18.COMPLIANCE WITH LAWS: Group represents warrants and agrees that Group is currently, and at the time of the Event that is the subject of this Agreement will be, in compliance with all provisions of the Patriot Act and regulations or requests of the U.S. Department of Homeland Security and the Office of Foreign Assets Control in the U.S. Department of the Treasury. Hotel may cancel this Agreement without any liability if in the Hotel’s sole, reasonable determination, Hotel believes that it is necessary to do so in order to comply with its obligations under such applicable laws, rules or regulations.

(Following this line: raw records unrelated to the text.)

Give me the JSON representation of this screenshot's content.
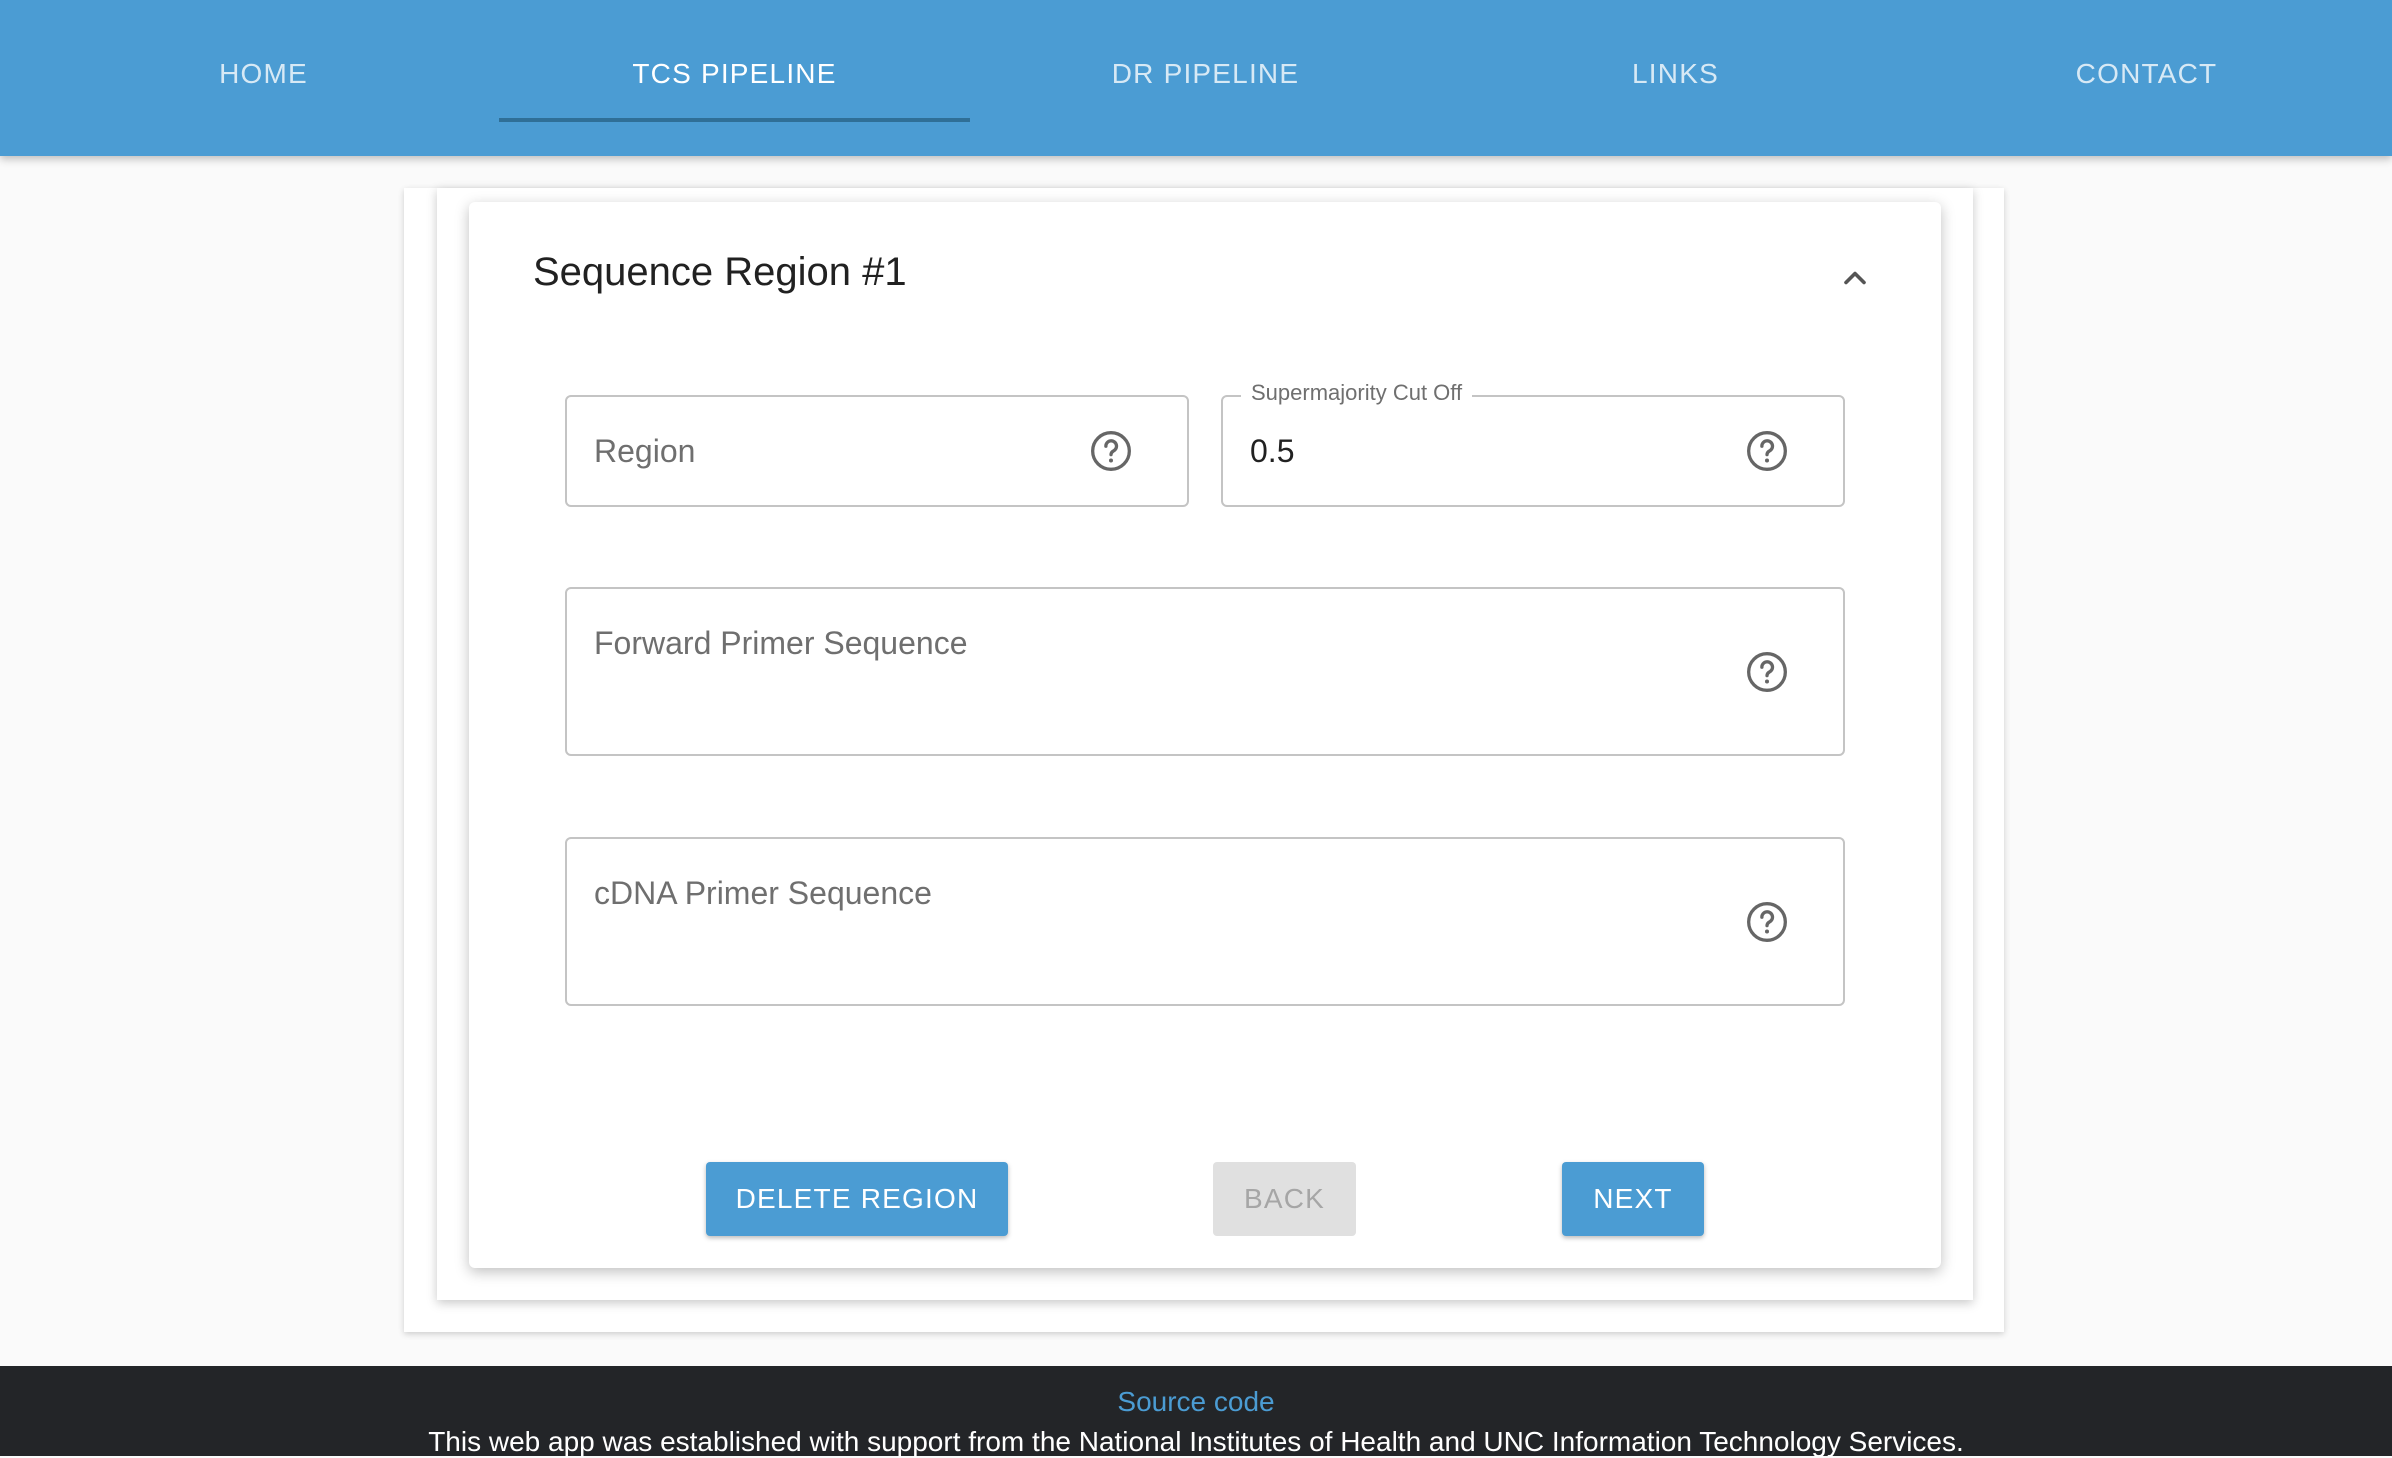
{
  "nav": {
    "tabs": [
      {
        "label": "HOME"
      },
      {
        "label": "TCS PIPELINE",
        "active": true
      },
      {
        "label": "DR PIPELINE"
      },
      {
        "label": "LINKS"
      },
      {
        "label": "CONTACT"
      }
    ]
  },
  "region": {
    "title": "Sequence Region #1",
    "collapse_icon": "chevron-up-icon",
    "fields": {
      "region": {
        "label": "Region",
        "value": ""
      },
      "supermajority": {
        "label": "Supermajority Cut Off",
        "value": "0.5"
      },
      "forward_primer": {
        "label": "Forward Primer Sequence",
        "value": ""
      },
      "cdna_primer": {
        "label": "cDNA Primer Sequence",
        "value": ""
      }
    },
    "help_icon": "help-circle-icon",
    "buttons": {
      "delete": "DELETE REGION",
      "back": "BACK",
      "next": "NEXT"
    }
  },
  "footer": {
    "source_link": "Source code",
    "support_text": "This web app was established with support from the National Institutes of Health and UNC Information Technology Services."
  },
  "colors": {
    "primary": "#4b9cd3",
    "footer_bg": "#232528",
    "disabled_bg": "#e0e0e0"
  }
}
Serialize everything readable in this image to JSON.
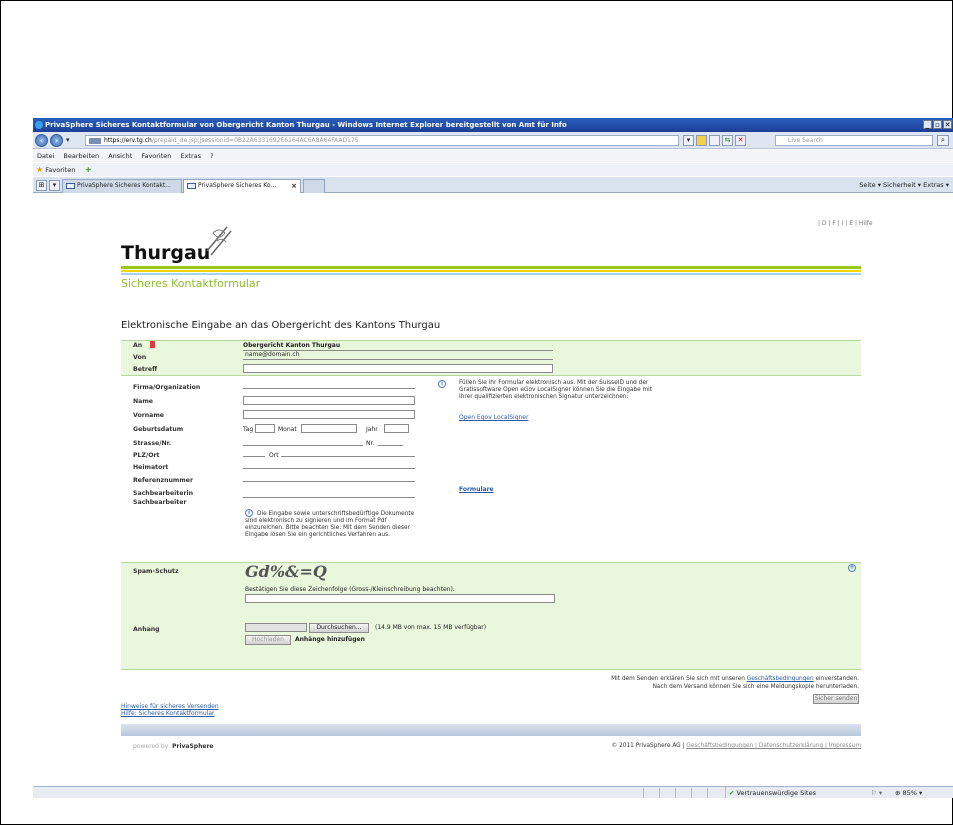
{
  "window": {
    "title": "PrivaSphere Sicheres Kontaktformular von Obergericht Kanton Thurgau - Windows Internet Explorer bereitgestellt von Amt für Info",
    "min": "_",
    "restore": "▫",
    "close": "✕"
  },
  "address": {
    "url_prefix": "https://",
    "url_host": "erv.tg.ch",
    "url_rest": "/prepaid_de.jsp;jsessionid=0B22A6331692E6164AC6A8A64FAAD175",
    "search_placeholder": "Live Search"
  },
  "menu": [
    "Datei",
    "Bearbeiten",
    "Ansicht",
    "Favoriten",
    "Extras",
    "?"
  ],
  "favorites": {
    "label": "Favoriten"
  },
  "tabs": [
    {
      "label": "PrivaSphere Sicheres Kontakt..."
    },
    {
      "label": "PrivaSphere Sicheres Ko..."
    }
  ],
  "commandbar": "Seite ▾   Sicherheit ▾   Extras ▾",
  "header": {
    "logo": "Thurgau",
    "toplinks": "| D | F | I | E | Hilfe",
    "subtitle": "Sicheres Kontaktformular"
  },
  "form": {
    "title": "Elektronische Eingabe an das Obergericht des Kantons Thurgau",
    "an_label": "An",
    "an_value": "Obergericht Kanton Thurgau",
    "von_label": "Von",
    "von_value": "name@domain.ch",
    "betreff_label": "Betreff",
    "fields": [
      "Firma/Organization",
      "Name",
      "Vorname",
      "Geburtsdatum",
      "Strasse/Nr.",
      "PLZ/Ort",
      "Heimatort",
      "Referenznummer",
      "Sachbearbeiterin",
      "Sachbearbeiter"
    ],
    "tag_label": "Tag",
    "monat_label": "Monat",
    "jahr_label": "Jahr",
    "nr_label": "Nr.",
    "ort_label": "Ort",
    "info_text": "Füllen Sie ihr Formular elektronisch aus. Mit der SuisseID und der Gratissoftware Open eGov LocalSigner können Sie die Eingabe mit Ihrer qualifizierten elektronischen Signatur unterzeichnen:",
    "info_link": "Open Egov LocalSigner",
    "formulare_link": "Formulare",
    "hint_text": "Die Eingabe sowie unterschriftsbedürftige Dokumente sind elektronisch zu signieren und im Format Pdf einzureichen. Bitte beachten Sie: Mit dem Senden dieser Eingabe lösen Sie ein gerichtliches Verfahren aus."
  },
  "spam": {
    "label": "Spam-Schutz",
    "captcha": "Gd%&=Q",
    "instruction": "Bestätigen Sie diese Zeichenfolge (Gross-/Kleinschreibung beachten)."
  },
  "attachment": {
    "label": "Anhang",
    "browse": "Durchsuchen...",
    "limit": "(14.9 MB von max. 15 MB verfügbar)",
    "upload": "Hochladen",
    "add": "Anhänge hinzufügen"
  },
  "legal": {
    "line1_pre": "Mit dem Senden erklären Sie sich mit unseren",
    "line1_link": "Geschäftsbedingungen",
    "line1_post": "einverstanden.",
    "line2": "Nach dem Versand können Sie sich eine Meldungskopie herunterladen.",
    "send": "Sicher senden"
  },
  "help_links": [
    "Hinweise für sicheres Versenden",
    "Hilfe: Sicheres Kontaktformular"
  ],
  "footer": {
    "powered": "powered by",
    "brand": "PrivaSphere",
    "copyright": "© 2011 PrivaSphere AG |",
    "links": "Geschäftsbedingungen | Datenschutzerklärung | Impressum"
  },
  "status": {
    "zone": "Vertrauenswürdige Sites",
    "zoom": "85%"
  }
}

19.DISPUTE RESOLUTION: The parties agree that subject to the exclusion of intellectual property matters as set forth below, any dispute in any way arising out of or relating to this Agreement will be resolved by arbitration using one arbitrator before JAMS or the American Arbitration Association in the state and city in which the Hotel is located, or the closest available location; provided, however, a dispute relating to patents, trademarks, trade dress, copyrights, trade secrets, and/or infringement of intellectual property rights shall not be subject to this provision. The parties further agree that in any arbitration proceeding they may conduct reasonable discovery pursuant to the arbitration rules, that the law of the state in which the Hotel is located will be the governing law, and any arbitration award will be enforceable in state or federal court.
20.DISPUTES INVOLVING CREDIT CARD PAYMENTS: As a condition of Hotel agreeing to accept your credit card as an approved form of payment for all master account charges, you specifically agree to waive any rights you may have under applicable state and federal truth in lending laws or otherwise (including, but not limited to, under your credit card issuer’s procedures for resolving such disputes) to receive a temporary credit from your credit card issuer for disputed charges arising from your credit card transactions with Hotel (commonly referred to as a “chargeback”). You agree that any disputes that you may raise with respect to any master account charges must be addressed directly by you and Hotel, and the parties agree to work in good faith to resolve any such disputed invoices in a timely manner. Any dispute that cannot be timely resolved to the mutual satisfaction of the parties shall be submitted to arbitration in accordance with the arbitration provisions as contained in this Agreement.
21.COLLECTION/ATTORNEY'S FEES: The parties agree that in the event that any dispute arises in any way relating to or arising out of this Agreement, the prevailing party in any arbitration or court proceeding will be entitled to recover an award of its attorney's fees and costs, plus pre and post judgment interest. If the Hotel retains the services of a collection agency or attorney to assist in the collection of any amounts due under this Agreement, you will pay all expenses incurred by us in such collection efforts.
22.INDEMNIFICATION: To the fullest extent permitted by law, you agree to protect, indemnify, defend and hold harmless the Hotel, Hilton Worldwide Inc. and the Hotel’s Owner, and their respective owners, managers, partners, subsidiaries, affiliates, officers, directors, employees and agents (collectively, the “Hotel Indemnified Parties”), from and against any and all claims, losses or damages to persons or property, governmental charges or fines, penalties, and costs (including reasonable attorney’s fees) (collectively, “Claim(s)”), in any way arising out of or relating to the Event that is the subject of this Agreement, and regardless of negligence, including, but not limited to, Claims arising out of the negligence, gross negligence or intentional misconduct of Group’s employees, agents, contractors, and attendees; provided, however, that nothing in this indemnification shall require you to indemnify the Hotel Indemnified Parties for that portion of any Claim arising out of the sole negligence, gross negligence or intentional misconduct of the Hotel Indemnified Parties.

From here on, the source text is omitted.